Built-up roofing (BUR) — multiple plies of asphalt-saturated felt mopped together with hot asphalt or coal tar, topped with gravel or smooth surfacing — was the standard commercial flat-roof system in Dallas from the 1920s through the early 1980s. The office and retail buildings that form the spine of downtown Dallas — along Commerce Street, Main Street, Elm Street, and the surrounding blocks — were predominantly roofed with coal-tar or asphalt BUR systems.
That inventory is old. A BUR system installed in 1968 on a downtown Dallas building is 57 years old. Even the youngest BUR systems from the early 1980s are over 40 years old. Some of these roofs have been recovered multiple times — layers of modified bitumen or torch-down cap sheet applied over the original BUR to extend the waterproofing life. Eventually, that recovery path runs out: the deck cannot support additional load, the flashing geometry has been re-detailed too many times to reliably seal, and the total roof assembly has to come off.
We assess, document, and replace them. If you own or manage a building with original BUR or a multi-layer BUR/mod-bit recovered system, we can tell you where it stands in its lifecycle and what the replacement scope looks like.
Dallas BUR systems from the 1960s and 1970s were built with one of two binder materials: coal-tar pitch or asphalt (Type III or IV oxidized asphalt). Coal-tar BUR is actually more durable in the long run — coal tar self-heals minor cracks and has better water resistance than asphalt BUR. Buildings in the downtown Dallas core that have coal-tar BUR from the late 1960s and are still watertight are not unusual. The problem with coal-tar is that it is carcinogenic to handle, requires special disposal protocols, and adds significant cost to the removal.
Asphalt BUR from the same era typically shows more cracking and alligatoring at the surface, particularly on south-facing and west-facing roof zones that take the most Dallas sun. We document which system is on the roof during inspection because it affects the disposal cost, the removal sequencing, and the air quality plan for occupied buildings.
We get asked whether a BUR system can be recovered rather than replaced.
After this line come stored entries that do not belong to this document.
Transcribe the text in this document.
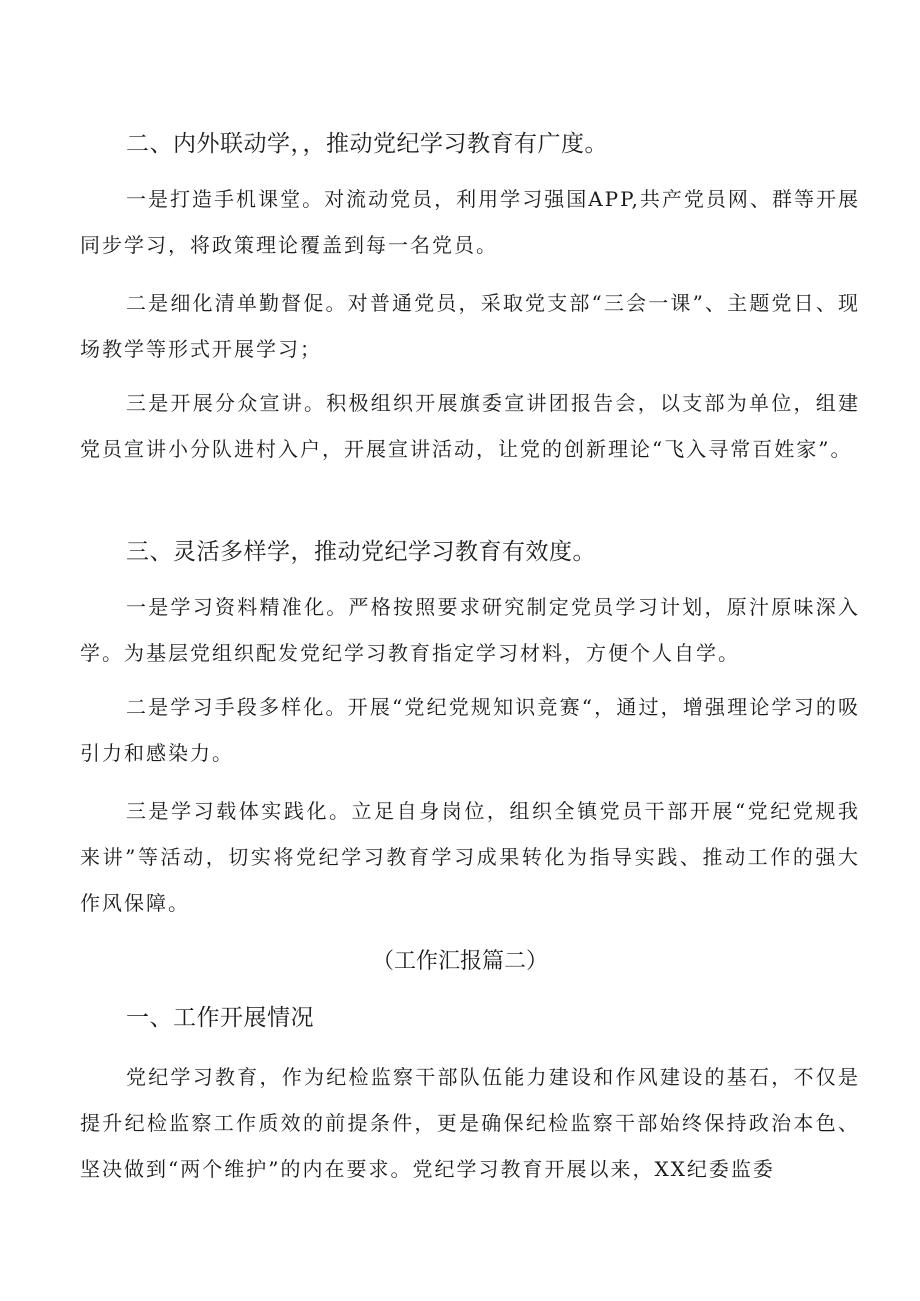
二、内外联动学，，推动党纪学习教育有广度。

一是打造手机课堂。对流动党员，利用学习强国APP,共产党员网、群等开展同步学习，将政策理论覆盖到每一名党员。

二是细化清单勤督促。对普通党员，采取党支部“三会一课”、主题党日、现场教学等形式开展学习；

三是开展分众宣讲。积极组织开展旗委宣讲团报告会，以支部为单位，组建党员宣讲小分队进村入户，开展宣讲活动，让党的创新理论“飞入寻常百姓家”。

三、灵活多样学，推动党纪学习教育有效度。

一是学习资料精准化。严格按照要求研究制定党员学习计划，原汁原味深入学。为基层党组织配发党纪学习教育指定学习材料，方便个人自学。

二是学习手段多样化。开展“党纪党规知识竞赛“，通过，增强理论学习的吸引力和感染力。

三是学习载体实践化。立足自身岗位，组织全镇党员干部开展“党纪党规我来讲”等活动，切实将党纪学习教育学习成果转化为指导实践、推动工作的强大作风保障。

（工作汇报篇二）

一、工作开展情况

党纪学习教育，作为纪检监察干部队伍能力建设和作风建设的基石，不仅是提升纪检监察工作质效的前提条件，更是确保纪检监察干部始终保持政治本色、坚决做到“两个维护”的内在要求。党纪学习教育开展以来，XX纪委监委
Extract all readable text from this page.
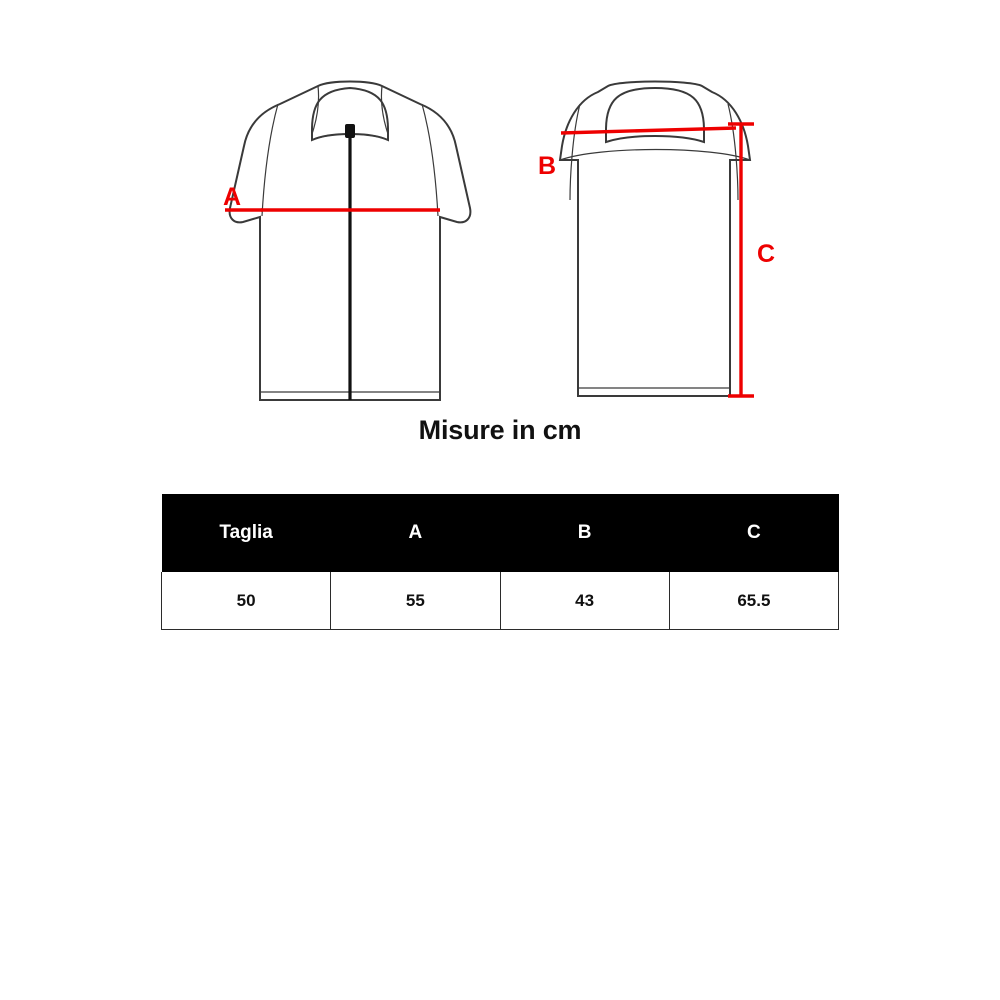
A
B
C
Misure in cm
Taglia	A	B	C
50	55	43	65.5
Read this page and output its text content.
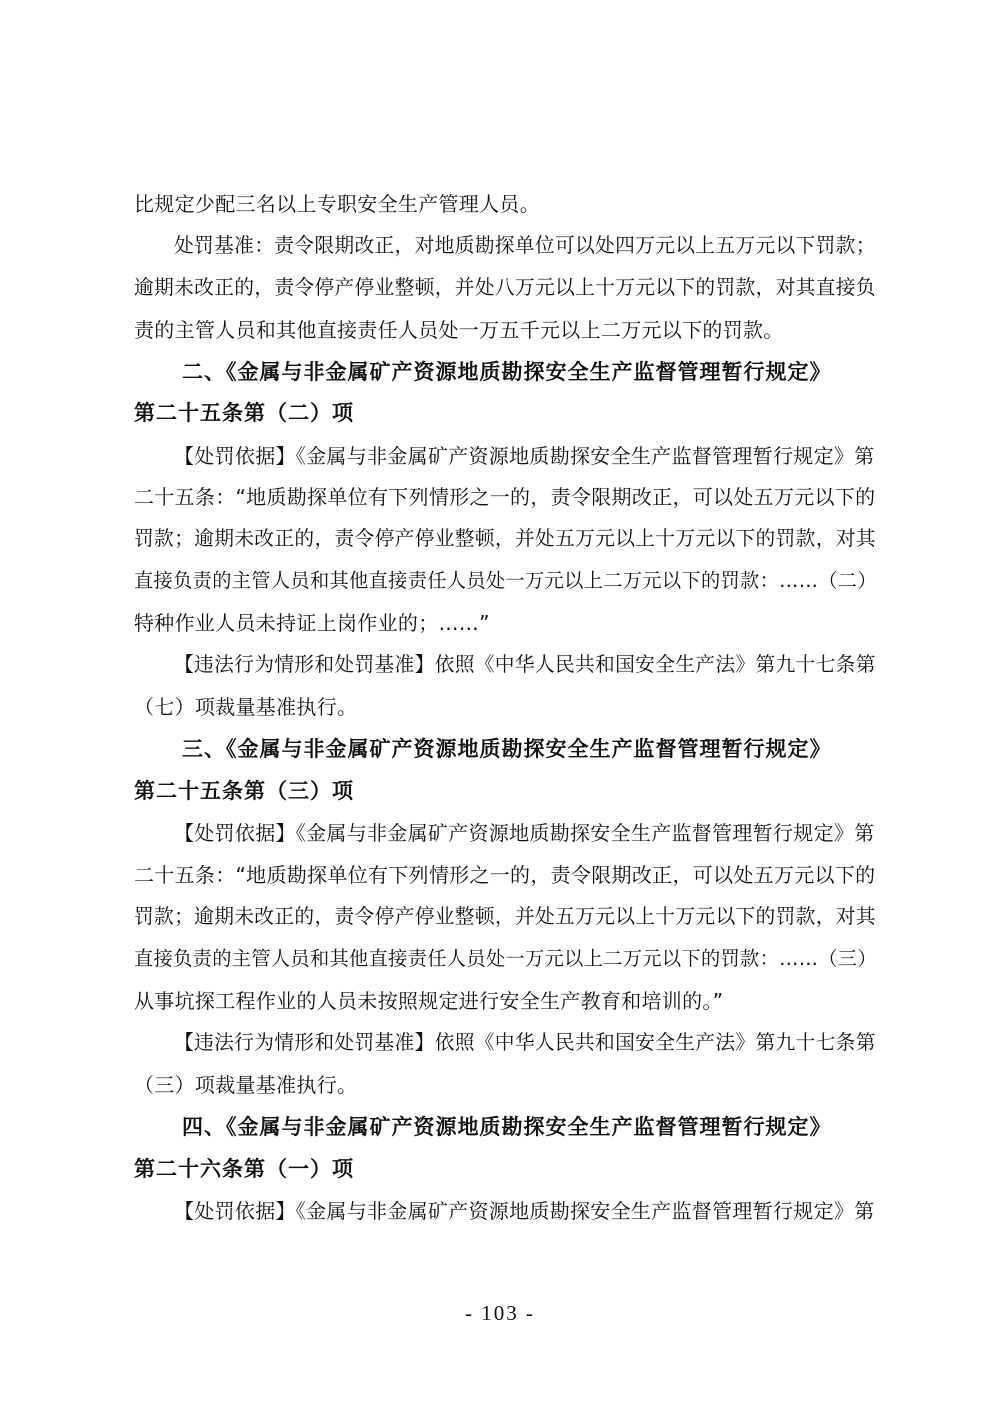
比规定少配三名以上专职安全生产管理人员。
处罚基准：责令限期改正，对地质勘探单位可以处四万元以上五万元以下罚款；
逾期未改正的，责令停产停业整顿，并处八万元以上十万元以下的罚款，对其直接负
责的主管人员和其他直接责任人员处一万五千元以上二万元以下的罚款。
二、《金属与非金属矿产资源地质勘探安全生产监督管理暂行规定》
第二十五条第（二）项
【处罚依据】《金属与非金属矿产资源地质勘探安全生产监督管理暂行规定》第
二十五条：“地质勘探单位有下列情形之一的，责令限期改正，可以处五万元以下的
罚款；逾期未改正的，责令停产停业整顿，并处五万元以上十万元以下的罚款，对其
直接负责的主管人员和其他直接责任人员处一万元以上二万元以下的罚款：……（二）
特种作业人员未持证上岗作业的；……”
【违法行为情形和处罚基准】依照《中华人民共和国安全生产法》第九十七条第
（七）项裁量基准执行。
三、《金属与非金属矿产资源地质勘探安全生产监督管理暂行规定》
第二十五条第（三）项
【处罚依据】《金属与非金属矿产资源地质勘探安全生产监督管理暂行规定》第
二十五条：“地质勘探单位有下列情形之一的，责令限期改正，可以处五万元以下的
罚款；逾期未改正的，责令停产停业整顿，并处五万元以上十万元以下的罚款，对其
直接负责的主管人员和其他直接责任人员处一万元以上二万元以下的罚款：……（三）
从事坑探工程作业的人员未按照规定进行安全生产教育和培训的。”
【违法行为情形和处罚基准】依照《中华人民共和国安全生产法》第九十七条第
（三）项裁量基准执行。
四、《金属与非金属矿产资源地质勘探安全生产监督管理暂行规定》
第二十六条第（一）项
【处罚依据】《金属与非金属矿产资源地质勘探安全生产监督管理暂行规定》第
- 103 -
Sometimes the answer is yes: if the existing insulation is dry, the deck is sound, and the BUR surface is intact enough to serve as a base for a new system, a mechanically attached or adhered single-ply recover is viable and significantly cheaper than full removal and replacement.
But we will not recommend a recover when the data says otherwise. If the core pulls show wet insulation in more than 25% of the roof area, the wet sections have to come out regardless — and once you are removing large sections of BUR to replace wet insulation, the economics of recover vs. full replacement shift. If the deck shows deflection, corrosion, or rot under the wet areas, deck replacement is required and the roof has to come off. We give owners this information before contract signing, not during demolition.
BUR removal from a downtown Dallas building involves permitting with the City of Dallas Building Inspection department, asbestos survey (pre-1980 BUR installations frequently contain asbestos in the felt plies), coal-tar disposal protocol if applicable, and crane access coordination in areas where street access is restricted. Commerce Street and Main Street in downtown Dallas have permit requirements for street-side crane and waste-container staging that we navigate on every downtown project.
After removal, the new system is typically TPO or EPDM over new polyiso insulation to IECC 2021 minimum R-values, with a complete re-detail of all parapets, drains, and penetrations. We close out with a manufacturer NDL warranty and a documented roof asset file — so the building owner has a complete record of the roof from bare deck forward.